Ну что ж, значит, будем делать фоторобот и рассылать по всем адресам. Авось! — ну конечно, авось кто-нибудь и откликнется.
Теперь второе: где находится Фиксатый? Ну вот уж на этот вопрос ни Спирин и никто другой не ответит. Легенда — она легендой потому и называется, что не имеет точной привязки к месту. То есть, с одной стороны, вроде бы и как бы, а с другой — некая абстракция. Как выглядел? А это как раз не вопрос. Однако неплохо мыслил Поэт для своего состояния, тем более если учесть момент утери им трудно заработанного с утра гонорара в виде стакана портвейна. Кстати, а как же с обещанной расплатой-то?
Не явился Фиксатый, сильно подвел. Ни в воскресенье, ни в понедельник. Так, в общем, приличные люди не поступают. В смысле — одним авансом еще никто не жил. Да и что этот аванс? Копейки — одно слово.
- А чего он мне про алиби свое талдычил, когда я его сюда вел? — решил, наконец, помочь следствию участковый.
- Что за алиби? — поинтересовался Турецкий.
- А это он мне дело какое-то пришить хочет, — отмахнулся Спирин. — Знаю я его, дай только волю, все свои грехи на кого угодно списать готов.
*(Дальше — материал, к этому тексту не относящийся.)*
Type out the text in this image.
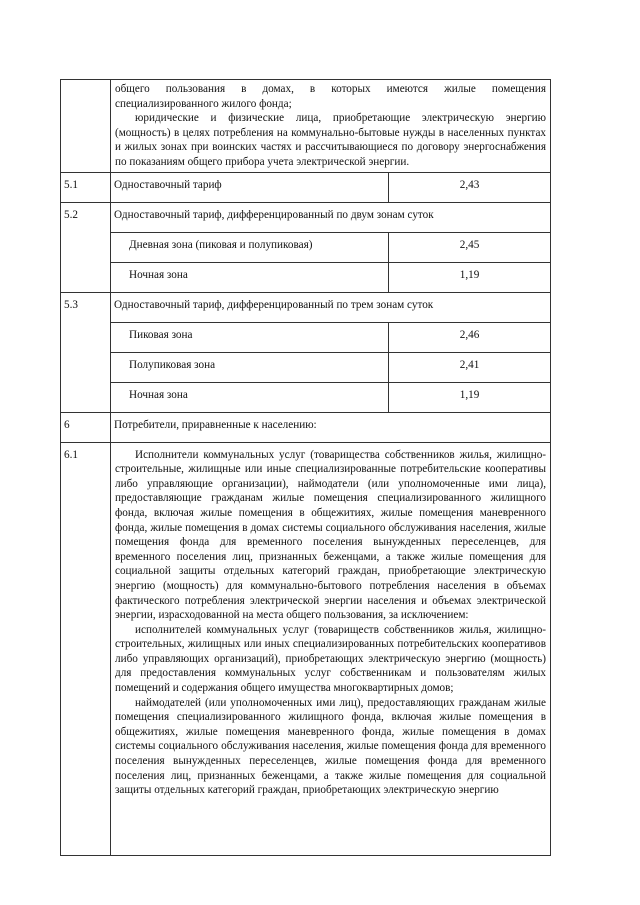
	общего пользования в домах, в которых имеются жилые помещения специализированного жилого фонда;

юридические и физические лица, приобретающие электрическую энергию (мощность) в целях потребления на коммунально-бытовые нужды в населенных пунктах и жилых зонах при воинских частях и рассчитывающиеся по договору энергоснабжения по показаниям общего прибора учета электрической энергии.	

5.1	Одноставочный тариф	2,43
5.2	Одноставочный тариф, дифференцированный по двум зонам суток	
	Дневная зона (пиковая и полупиковая)	2,45
	Ночная зона	1,19
5.3	Одноставочный тариф, дифференцированный по трем зонам суток	
	Пиковая зона	2,46
	Полупиковая зона	2,41
	Ночная зона	1,19
6	Потребители, приравненные к населению:	
6.1	Исполнители коммунальных услуг (товарищества собственников жилья, жилищно-строительные, жилищные или иные специализированные потребительские кооперативы либо управляющие организации), наймодатели (или уполномоченные ими лица), предоставляющие гражданам жилые помещения специализированного жилищного фонда, включая жилые помещения в общежитиях, жилые помещения маневренного фонда, жилые помещения в домах системы социального обслуживания населения, жилые помещения фонда для временного поселения вынужденных переселенцев, для временного поселения лиц, признанных беженцами, а также жилые помещения для социальной защиты отдельных категорий граждан, приобретающие электрическую энергию (мощность) для коммунально-бытового потребления населения в объемах фактического потребления электрической энергии населения и объемах электрической энергии, израсходованной на места общего пользования, за исключением:

исполнителей коммунальных услуг (товариществ собственников жилья, жилищно-строительных, жилищных или иных специализированных потребительских кооперативов либо управляющих организаций), приобретающих электрическую энергию (мощность) для предоставления коммунальных услуг собственникам и пользователям жилых помещений и содержания общего имущества многоквартирных домов;

наймодателей (или уполномоченных ими лиц), предоставляющих гражданам жилые помещения специализированного жилищного фонда, включая жилые помещения в общежитиях, жилые помещения маневренного фонда, жилые помещения в домах системы социального обслуживания населения, жилые помещения фонда для временного поселения вынужденных переселенцев, жилые помещения фонда для временного поселения лиц, признанных беженцами, а также жилые помещения для социальной защиты отдельных категорий граждан, приобретающих электрическую энергию	
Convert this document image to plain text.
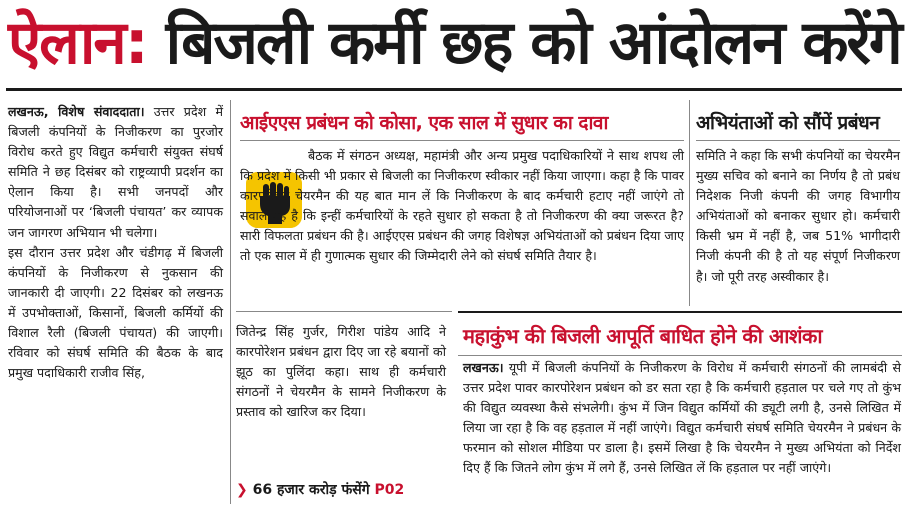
ऐलान: बिजली कर्मी छह को आंदोलन करेंगे
लखनऊ, विशेष संवाददाता। उत्तर प्रदेश में बिजली कंपनियों के निजीकरण का पुरजोर विरोध करते हुए विद्युत कर्मचारी संयुक्त संघर्ष समिति ने छह दिसंबर को राष्ट्रव्यापी प्रदर्शन का ऐलान किया है। सभी जनपदों और परियोजनाओं पर ‘बिजली पंचायत’ कर व्यापक जन जागरण अभियान भी चलेगा।
इस दौरान उत्तर प्रदेश और चंडीगढ़ में बिजली कंपनियों के निजीकरण से नुकसान की जानकारी दी जाएगी। 22 दिसंबर को लखनऊ में उपभोक्ताओं, किसानों, बिजली कर्मियों की विशाल रैली (बिजली पंचायत) की जाएगी। रविवार को संघर्ष समिति की बैठक के बाद प्रमुख पदाधिकारी राजीव सिंह,
आईएएस प्रबंधन को कोसा, एक साल में सुधार का दावा
बैठक में संगठन अध्यक्ष, महामंत्री और अन्य प्रमुख पदाधिकारियों ने साथ शपथ ली कि प्रदेश में किसी भी प्रकार से बिजली का निजीकरण स्वीकार नहीं किया जाएगा। कहा है कि पावर कारपोरेशन चेयरमैन की यह बात मान लें कि निजीकरण के बाद कर्मचारी हटाए नहीं जाएंगे तो सवाल यह है कि इन्हीं कर्मचारियों के रहते सुधार हो सकता है तो निजीकरण की क्या जरूरत है? सारी विफलता प्रबंधन की है। आईएएस प्रबंधन की जगह विशेषज्ञ अभियंताओं को प्रबंधन दिया जाए तो एक साल में ही गुणात्मक सुधार की जिम्मेदारी लेने को संघर्ष समिति तैयार है।
जितेन्द्र सिंह गुर्जर, गिरीश पांडेय आदि ने कारपोरेशन प्रबंधन द्वारा दिए जा रहे बयानों को झूठ का पुलिंदा कहा। साथ ही कर्मचारी संगठनों ने चेयरमैन के सामने निजीकरण के प्रस्ताव को खारिज कर दिया।
❯ 66 हजार करोड़ फंसेंगे P02
अभियंताओं को सौंपें प्रबंधन
समिति ने कहा कि सभी कंपनियों का चेयरमैन मुख्य सचिव को बनाने का निर्णय है तो प्रबंध निदेशक निजी कंपनी की जगह विभागीय अभियंताओं को बनाकर सुधार हो। कर्मचारी किसी भ्रम में नहीं है, जब 51% भागीदारी निजी कंपनी की है तो यह संपूर्ण निजीकरण है। जो पूरी तरह अस्वीकार है।
महाकुंभ की बिजली आपूर्ति बाधित होने की आशंका
लखनऊ। यूपी में बिजली कंपनियों के निजीकरण के विरोध में कर्मचारी संगठनों की लामबंदी से उत्तर प्रदेश पावर कारपोरेशन प्रबंधन को डर सता रहा है कि कर्मचारी हड़ताल पर चले गए तो कुंभ की विद्युत व्यवस्था कैसे संभलेगी। कुंभ में जिन विद्युत कर्मियों की ड्यूटी लगी है, उनसे लिखित में लिया जा रहा है कि वह हड़ताल में नहीं जाएंगे। विद्युत कर्मचारी संघर्ष समिति चेयरमैन ने प्रबंधन के फरमान को सोशल मीडिया पर डाला है। इसमें लिखा है कि चेयरमैन ने मुख्य अभियंता को निर्देश दिए हैं कि जितने लोग कुंभ में लगे हैं, उनसे लिखित लें कि हड़ताल पर नहीं जाएंगे।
- Ну ты, знай меру! — взвился уязвленный Пал Палыч.
- А я рядом с вами свиней не пас! — вскричал Поэт и принял вызывающую позу. — И попрошу без амикошонства!
Все, наповал уничтожил участкового! Одним выстрелом!
Турецкий не смог сдержаться. Он хохотал так, что опешивший сперва было Нежный открыл рот и тоже прыснул, а потом тоже закатился от хохота.
Отхохотавшись наконец, Турецкий, как мог, успокоил участкового, который искренне обиделся на такое проявление черствости и полного непонимания со стороны начальства, коим он и считал, в первую очередь, следователя по особо важным делам. А успокоив, предложил Спирину вспомнить для начала, где бывал Фиксатый, а участковому — заняться вплотную этим вопросом, но самому ни в коем случае не проявлять инициативу по его захвату, ибо тут может быть все, вплоть до вооруженного сопротивления.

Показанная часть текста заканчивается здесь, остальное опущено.